Restart Namenode: service hadoop-hdfs-namenode restart

Restart Datanode: service hadoop-hdfs-datanode restart

Restart ResourceManager: service hadoop-yarn-resourcemanager restart

Restart NodeManager: service hadoop-yarn-nodemanager restart

Restart the entire Hadoop service: Please operate it through the cluster service management page of the console.
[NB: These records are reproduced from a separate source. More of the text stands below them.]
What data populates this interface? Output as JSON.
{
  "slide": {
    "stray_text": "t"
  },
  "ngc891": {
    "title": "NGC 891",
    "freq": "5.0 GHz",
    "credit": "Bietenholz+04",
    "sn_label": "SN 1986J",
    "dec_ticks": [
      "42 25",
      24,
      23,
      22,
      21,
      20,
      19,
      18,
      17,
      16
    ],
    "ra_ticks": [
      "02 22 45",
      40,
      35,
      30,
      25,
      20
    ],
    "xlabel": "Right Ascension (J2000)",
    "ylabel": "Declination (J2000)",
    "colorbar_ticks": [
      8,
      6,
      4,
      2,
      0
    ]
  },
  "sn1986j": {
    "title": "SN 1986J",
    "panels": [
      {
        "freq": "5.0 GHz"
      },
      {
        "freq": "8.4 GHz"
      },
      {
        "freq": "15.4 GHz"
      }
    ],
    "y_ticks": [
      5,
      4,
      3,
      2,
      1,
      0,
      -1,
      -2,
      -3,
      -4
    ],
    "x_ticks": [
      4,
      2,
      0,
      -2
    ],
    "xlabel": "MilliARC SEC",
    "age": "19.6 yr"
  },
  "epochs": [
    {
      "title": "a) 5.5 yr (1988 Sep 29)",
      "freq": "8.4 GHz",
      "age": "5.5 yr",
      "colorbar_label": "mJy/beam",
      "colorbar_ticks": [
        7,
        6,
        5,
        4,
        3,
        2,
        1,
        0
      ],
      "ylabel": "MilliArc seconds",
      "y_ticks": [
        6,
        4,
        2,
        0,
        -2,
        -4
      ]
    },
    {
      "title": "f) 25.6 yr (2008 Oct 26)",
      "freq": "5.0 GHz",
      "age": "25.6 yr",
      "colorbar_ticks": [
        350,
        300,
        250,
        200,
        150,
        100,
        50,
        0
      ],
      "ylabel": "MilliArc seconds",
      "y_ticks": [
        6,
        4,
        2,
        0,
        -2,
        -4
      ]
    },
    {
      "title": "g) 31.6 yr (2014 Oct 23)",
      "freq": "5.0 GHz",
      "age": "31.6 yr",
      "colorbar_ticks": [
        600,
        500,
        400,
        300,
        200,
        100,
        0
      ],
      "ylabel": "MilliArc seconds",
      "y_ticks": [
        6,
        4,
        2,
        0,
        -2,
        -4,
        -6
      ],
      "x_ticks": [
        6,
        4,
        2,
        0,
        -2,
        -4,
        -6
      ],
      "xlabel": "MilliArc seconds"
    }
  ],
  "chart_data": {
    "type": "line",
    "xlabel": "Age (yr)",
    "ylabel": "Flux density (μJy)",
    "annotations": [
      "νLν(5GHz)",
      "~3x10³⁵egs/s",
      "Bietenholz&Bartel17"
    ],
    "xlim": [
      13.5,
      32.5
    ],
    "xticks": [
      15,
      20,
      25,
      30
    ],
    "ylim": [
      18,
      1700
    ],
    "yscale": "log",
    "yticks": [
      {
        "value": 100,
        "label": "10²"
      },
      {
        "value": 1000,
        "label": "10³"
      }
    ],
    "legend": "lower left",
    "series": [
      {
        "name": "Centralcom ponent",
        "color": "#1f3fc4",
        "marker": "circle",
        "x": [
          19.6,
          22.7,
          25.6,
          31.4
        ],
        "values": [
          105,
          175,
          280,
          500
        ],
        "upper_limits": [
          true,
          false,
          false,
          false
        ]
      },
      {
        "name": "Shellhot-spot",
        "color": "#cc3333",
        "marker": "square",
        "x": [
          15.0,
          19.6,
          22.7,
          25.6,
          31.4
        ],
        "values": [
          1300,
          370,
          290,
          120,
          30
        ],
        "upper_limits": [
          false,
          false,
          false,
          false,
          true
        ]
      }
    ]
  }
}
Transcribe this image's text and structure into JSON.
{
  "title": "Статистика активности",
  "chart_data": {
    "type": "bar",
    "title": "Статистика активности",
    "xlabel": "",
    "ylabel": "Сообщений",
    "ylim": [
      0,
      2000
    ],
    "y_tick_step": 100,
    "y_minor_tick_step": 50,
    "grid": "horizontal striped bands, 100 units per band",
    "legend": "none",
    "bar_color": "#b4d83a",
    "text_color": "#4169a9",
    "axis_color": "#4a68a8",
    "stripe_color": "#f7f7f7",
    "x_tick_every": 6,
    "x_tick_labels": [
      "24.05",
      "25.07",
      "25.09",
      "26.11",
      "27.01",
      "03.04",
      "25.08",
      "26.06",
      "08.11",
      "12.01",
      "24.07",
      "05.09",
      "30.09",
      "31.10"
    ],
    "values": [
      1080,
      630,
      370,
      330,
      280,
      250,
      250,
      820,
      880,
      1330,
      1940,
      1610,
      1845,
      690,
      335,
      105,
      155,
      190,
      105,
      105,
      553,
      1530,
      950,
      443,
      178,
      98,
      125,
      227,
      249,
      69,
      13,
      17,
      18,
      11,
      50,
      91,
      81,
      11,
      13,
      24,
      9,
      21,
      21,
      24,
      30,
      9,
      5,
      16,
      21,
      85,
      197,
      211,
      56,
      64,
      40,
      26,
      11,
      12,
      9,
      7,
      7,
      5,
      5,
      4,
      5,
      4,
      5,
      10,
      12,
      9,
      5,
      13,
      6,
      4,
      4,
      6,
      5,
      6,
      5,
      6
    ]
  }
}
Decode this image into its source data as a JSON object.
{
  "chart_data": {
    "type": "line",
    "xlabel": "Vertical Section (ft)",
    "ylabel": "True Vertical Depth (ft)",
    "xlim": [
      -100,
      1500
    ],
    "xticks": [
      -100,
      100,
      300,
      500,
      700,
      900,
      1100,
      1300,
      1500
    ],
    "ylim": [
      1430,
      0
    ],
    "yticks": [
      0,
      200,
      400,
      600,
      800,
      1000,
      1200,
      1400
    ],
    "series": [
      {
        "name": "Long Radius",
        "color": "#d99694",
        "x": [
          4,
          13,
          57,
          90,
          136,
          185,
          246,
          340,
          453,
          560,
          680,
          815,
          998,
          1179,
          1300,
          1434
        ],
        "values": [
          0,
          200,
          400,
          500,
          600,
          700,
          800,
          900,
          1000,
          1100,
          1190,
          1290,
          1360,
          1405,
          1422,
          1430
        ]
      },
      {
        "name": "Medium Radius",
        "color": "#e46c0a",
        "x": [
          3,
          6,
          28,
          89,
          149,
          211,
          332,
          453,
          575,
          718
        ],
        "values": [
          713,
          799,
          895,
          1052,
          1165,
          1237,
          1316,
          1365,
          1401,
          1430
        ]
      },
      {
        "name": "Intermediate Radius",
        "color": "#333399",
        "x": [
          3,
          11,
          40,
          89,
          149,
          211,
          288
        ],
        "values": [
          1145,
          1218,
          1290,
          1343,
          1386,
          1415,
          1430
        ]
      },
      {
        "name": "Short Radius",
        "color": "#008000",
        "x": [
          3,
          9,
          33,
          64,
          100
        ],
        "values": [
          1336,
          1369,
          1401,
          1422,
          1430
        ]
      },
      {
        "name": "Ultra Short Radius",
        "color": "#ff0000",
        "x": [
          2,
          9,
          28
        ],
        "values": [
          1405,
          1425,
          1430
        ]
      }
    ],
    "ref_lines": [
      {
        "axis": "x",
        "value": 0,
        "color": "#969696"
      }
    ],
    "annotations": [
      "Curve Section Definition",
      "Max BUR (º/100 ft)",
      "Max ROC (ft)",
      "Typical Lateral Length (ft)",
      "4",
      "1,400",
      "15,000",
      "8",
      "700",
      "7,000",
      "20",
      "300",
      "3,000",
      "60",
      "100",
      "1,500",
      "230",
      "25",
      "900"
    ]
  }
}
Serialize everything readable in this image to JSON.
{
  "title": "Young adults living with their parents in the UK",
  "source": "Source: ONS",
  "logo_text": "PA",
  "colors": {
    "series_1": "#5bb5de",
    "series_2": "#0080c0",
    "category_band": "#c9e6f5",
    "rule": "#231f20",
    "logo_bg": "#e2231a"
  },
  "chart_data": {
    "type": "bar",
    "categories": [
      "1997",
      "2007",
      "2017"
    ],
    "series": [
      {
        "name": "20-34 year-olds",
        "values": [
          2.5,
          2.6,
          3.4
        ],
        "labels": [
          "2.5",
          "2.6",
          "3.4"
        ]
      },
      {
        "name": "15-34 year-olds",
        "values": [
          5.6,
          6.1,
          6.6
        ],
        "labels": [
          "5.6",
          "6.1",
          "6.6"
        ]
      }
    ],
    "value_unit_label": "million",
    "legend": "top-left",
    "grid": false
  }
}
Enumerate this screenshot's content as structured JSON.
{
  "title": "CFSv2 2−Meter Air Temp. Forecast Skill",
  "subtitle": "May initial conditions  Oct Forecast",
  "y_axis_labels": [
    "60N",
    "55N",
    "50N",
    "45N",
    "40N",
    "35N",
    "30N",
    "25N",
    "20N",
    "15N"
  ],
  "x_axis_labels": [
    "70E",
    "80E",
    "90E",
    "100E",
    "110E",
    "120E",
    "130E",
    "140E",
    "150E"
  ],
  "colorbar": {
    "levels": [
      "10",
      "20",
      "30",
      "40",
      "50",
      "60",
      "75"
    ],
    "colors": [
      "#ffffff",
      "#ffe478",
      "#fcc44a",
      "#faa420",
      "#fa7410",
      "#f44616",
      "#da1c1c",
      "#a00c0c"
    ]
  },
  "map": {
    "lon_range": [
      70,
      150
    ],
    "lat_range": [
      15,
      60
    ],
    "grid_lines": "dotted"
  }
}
###### 2.5.2 Check HDFS status and node information

```
  hdfs dfsadmin -report
```

###### 2.5.3 Modify the Number of Replicas of HDFS Files

```
  hdfs dfs -setrep -R [replication-factor] [targetDir]
```

> Example: Modify the number of HDFS root directory file replicas to 2, hdfs dfs -setrep -R 2 /

###### 2.5.4 View HDFS File System Status

```
  hadoop fsck /
```

The return result is shown as follows:

```
 Total size:    455660769497 B (Total open files size: 44723814 B)
 Total dirs:    47975
 Total files:   70456
 Total symlinks:        0 (Files currently being written: 11)
 Total blocks (validated):  69916 (avg. block size 6517260 B) (Total open file blocks (not validated): 10)
 Minimally replicated blocks:   69916 (100.0 %)
 Over-replicated blocks:    0 (0.0 %)
 Under-replicated blocks:   87 (0.12443504 %)
 Mis-replicated blocks:     0 (0.0 %)
 Default replication factor:    3
 Average block replication: 3.0011585
 Corrupt blocks:        0
 Missing replicas:      522 (0.24815665 %)
 Number of data-nodes:      4
 Number of racks:       1
FSCK ended at Thu Nov 24 16:08:12 CST 2016 in 2044 milliseconds

The filesystem under path '/' is HEALTHY
```

The above HEALTHY indicates that the current HDFS file system is normal, without bad blocks or data loss.